Bölge üzerinde yaptığımız küçük araştırmadan, Hitit uygarlığı kalıntılarının yakınlarında bir iki yer tesbit etsekte, alternatif olarak daha yukarda bulunan bir gölette aklımızın bir köşesine not ederek 30 Ağustos Zafer bayramı günü, sabah eşyalarımızı aracımıza yükleyerek, yollara düştük.
Eskiden çalışmış olduğum Kırıkkale bölgesinde bulunan şantiyede kalan Mehmet arkadaşımı ziyaret ettik, beklemediğimiz şekilde bizi ağırlayan Mehmetle ayrılıktan sonra, Sungurlu da 2 günlük erzak ihtiyacımızı karşıladıktan sonra, kamp bölgemiz olan Boğazkale bölgesine ulaştık.
Boğazkale de Hattuşa yol ayrımında, bölgenin muhtarının sıcak karşılaması ile kamp kurabileceğimiz yerler hakkın kısa bilgiler aldıktan sonra, kamp alanı keşifi konusunda yola devam ettik.İlk izlenim bizi kamp alanı konusunda hayal kırıklığına da uğratsa, benim google Earth te gördüğüm, Muhtarında bize önerdiği İbrikçi köyü yolundaki göletin uygun olduğuna karar vererek, direk olarak bu alana ilerledik.

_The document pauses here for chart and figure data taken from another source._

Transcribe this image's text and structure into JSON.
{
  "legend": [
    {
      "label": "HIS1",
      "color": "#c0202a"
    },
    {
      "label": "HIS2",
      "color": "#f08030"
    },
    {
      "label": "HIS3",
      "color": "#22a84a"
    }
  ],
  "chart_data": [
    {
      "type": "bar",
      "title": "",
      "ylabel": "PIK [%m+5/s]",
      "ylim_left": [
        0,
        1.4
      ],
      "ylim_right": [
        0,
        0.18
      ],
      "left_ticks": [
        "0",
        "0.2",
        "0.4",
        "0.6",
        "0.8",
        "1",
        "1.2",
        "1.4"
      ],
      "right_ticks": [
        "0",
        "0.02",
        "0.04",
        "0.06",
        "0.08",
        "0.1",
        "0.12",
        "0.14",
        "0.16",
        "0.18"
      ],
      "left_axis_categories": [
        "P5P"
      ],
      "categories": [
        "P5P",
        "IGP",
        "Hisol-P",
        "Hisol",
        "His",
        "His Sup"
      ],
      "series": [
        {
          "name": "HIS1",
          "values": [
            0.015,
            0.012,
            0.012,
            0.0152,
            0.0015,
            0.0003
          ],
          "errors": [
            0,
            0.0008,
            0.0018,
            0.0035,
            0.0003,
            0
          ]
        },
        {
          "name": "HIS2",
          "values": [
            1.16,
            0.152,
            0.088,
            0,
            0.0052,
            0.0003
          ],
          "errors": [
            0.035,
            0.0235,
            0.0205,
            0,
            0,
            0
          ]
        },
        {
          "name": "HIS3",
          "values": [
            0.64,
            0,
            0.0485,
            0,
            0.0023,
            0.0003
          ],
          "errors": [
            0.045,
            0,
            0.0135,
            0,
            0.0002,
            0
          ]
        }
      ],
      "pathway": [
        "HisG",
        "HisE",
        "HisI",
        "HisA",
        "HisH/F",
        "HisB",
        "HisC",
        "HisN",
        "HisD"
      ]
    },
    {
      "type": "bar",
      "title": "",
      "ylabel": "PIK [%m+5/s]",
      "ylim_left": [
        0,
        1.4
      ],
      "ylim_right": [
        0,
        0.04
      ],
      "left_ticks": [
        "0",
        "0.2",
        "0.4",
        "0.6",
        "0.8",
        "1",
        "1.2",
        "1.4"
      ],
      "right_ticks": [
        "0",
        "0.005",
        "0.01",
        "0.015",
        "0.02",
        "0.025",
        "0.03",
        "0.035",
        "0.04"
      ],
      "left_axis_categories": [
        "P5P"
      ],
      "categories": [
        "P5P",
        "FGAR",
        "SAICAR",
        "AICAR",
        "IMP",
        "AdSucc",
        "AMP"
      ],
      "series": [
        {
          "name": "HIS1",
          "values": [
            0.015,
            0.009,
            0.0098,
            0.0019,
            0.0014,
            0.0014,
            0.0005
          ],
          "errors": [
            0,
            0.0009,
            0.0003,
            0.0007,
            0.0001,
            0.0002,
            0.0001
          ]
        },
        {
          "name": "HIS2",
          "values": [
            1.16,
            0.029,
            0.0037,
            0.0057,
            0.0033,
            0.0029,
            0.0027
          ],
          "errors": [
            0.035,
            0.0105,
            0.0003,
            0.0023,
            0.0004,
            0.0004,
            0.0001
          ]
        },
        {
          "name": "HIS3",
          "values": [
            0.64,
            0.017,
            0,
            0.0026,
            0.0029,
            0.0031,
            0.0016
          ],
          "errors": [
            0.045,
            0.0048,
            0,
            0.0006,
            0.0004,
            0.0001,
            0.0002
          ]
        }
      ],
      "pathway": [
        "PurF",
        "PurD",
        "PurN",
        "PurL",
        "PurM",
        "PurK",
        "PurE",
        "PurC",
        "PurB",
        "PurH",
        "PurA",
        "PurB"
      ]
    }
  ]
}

Bu alan aslında, yerleşim yerinden çok uzak bir yer olmasına rağmen, piknik alanı gibi düzenlenmiş, etrafı çevrili ve kanımca çocuklarla kamp atılabilecek güvenli bir alan.Kendimize uygun bir alan bulduktan sonra, çadırlarımız kurmakla başladığımız iş, biz, akşam ki ateş başı sohbetleri için ağaç toplama ile uğraşırken, çocuklar güvenli alanda bisikletlerini sürerek eğlendiler.

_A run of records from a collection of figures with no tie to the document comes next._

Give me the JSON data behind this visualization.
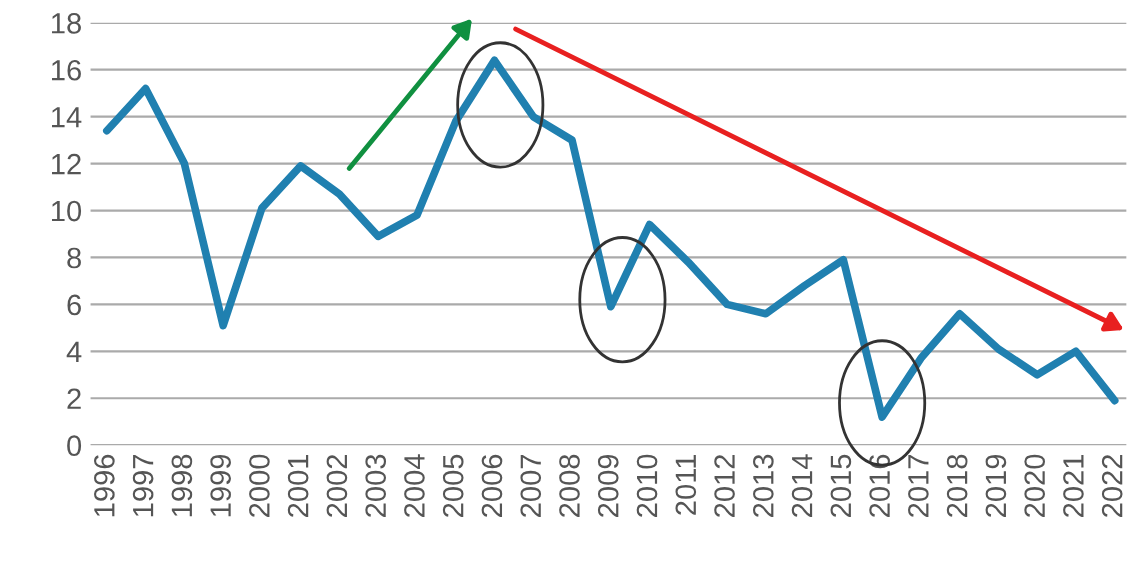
{
  "chart_data": {
    "type": "line",
    "categories": [
      "1996",
      "1997",
      "1998",
      "1999",
      "2000",
      "2001",
      "2002",
      "2003",
      "2004",
      "2005",
      "2006",
      "2007",
      "2008",
      "2009",
      "2010",
      "2011",
      "2012",
      "2013",
      "2014",
      "2015",
      "2016",
      "2017",
      "2018",
      "2019",
      "2020",
      "2021",
      "2022"
    ],
    "series": [
      {
        "color": "#2080b0",
        "values": [
          13.4,
          15.2,
          12.0,
          5.1,
          10.1,
          11.9,
          10.7,
          8.9,
          9.8,
          13.8,
          16.4,
          14.0,
          13.0,
          5.9,
          9.4,
          7.8,
          6.0,
          5.6,
          6.8,
          7.9,
          1.2,
          3.7,
          5.6,
          4.1,
          3.0,
          4.0,
          1.9
        ]
      }
    ],
    "ylim": [
      0,
      18
    ],
    "yticks": [
      0,
      2,
      4,
      6,
      8,
      10,
      12,
      14,
      16,
      18
    ],
    "grid": "y",
    "marker": "none",
    "line_style": "solid"
  }
}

Akşam, yemek vs fasıllarını bitirdikten sonra, ateş başında, yıldızların altındaki sohbetimiz, yudumladığımız şarabın verdiği mayhoşlukla devam etti.Denis' in daha önce kamp tecribesi olmasına rağmen, akşam orman içinden gelen yada geldiğini zannettiği seslere pür dikkati, gözümüzden kaçmadı.Ulaş çoktan uyumuştu bile.Günün yorgunluğunu atmak, sabaha düşündüğümüz bisiklet turuna zinnde kalkmak için çadırlarımıza çekildik.
Güzel bir gün......
Sabah herkesin yüzündeki tebessüm bulunduğumuz ortamdan ne kadar mutlu olduğumuzu gösterirken, çocukların annelerine telefonda ne kadar mutlu olduklarını ifade etmeleri bunun bir ispatı niteliğinde idi.
Sabah kahvaltı faslından sonra, bisiklet turu sonrası yorgunluk üzerine, toparlanma işleri ile uğraşmamak üzere, yiyecek kısmı hariç, çadır ve diğer kamp malzemelerimizi toplayarak aracımıza koyduk.Kısa bir durum değerlendirmesi sonrası, doğaçlama olarak bulunduğumuz, vadiden ve tarlalar arasından Hitit uygarlığının bulunduğu, Hattuşa harabelerinin olduğu bölgenin arkasına kadar ulaştık.Zaman zaman bisiklerimizi elle taşıdığımız Enduro tarzındaki turumuz, çocuklara Hattuşada bulunan antik kalıntıları, sevdikleri bisiklet ile birlikte sunmak, sıkılmadan dolaşmalarını sağladı.Bu noktadan sonra Planladığımız Yazılı Kaya bölgesine olan turumuz, havanın sıcak olması ve çocuklar için çok zorlayıcı olacağı düşüncesi ile vazgeçerek, kamp alanına  patika ve tarla yollarından ulaştık.Gecenin soğuğunu içinden atamayan lezzetine doyamadığımız karpuzumuzu yedikten sonra, hızlarını alamayan çocuklar ve Özcan kısa bir tur daha yaptıktan sonra, bir gün daha kalalım serzenişleri ile arabamızı hazırlayarak önce Yazılı Kaya ziyaretten sonra, bir gün öncesinden Mehmet' in abi dönüşte mutlaka uğrayın sözü ile Kırıkkale de verdiğimiz mola ardından, Ankara Ulaştık.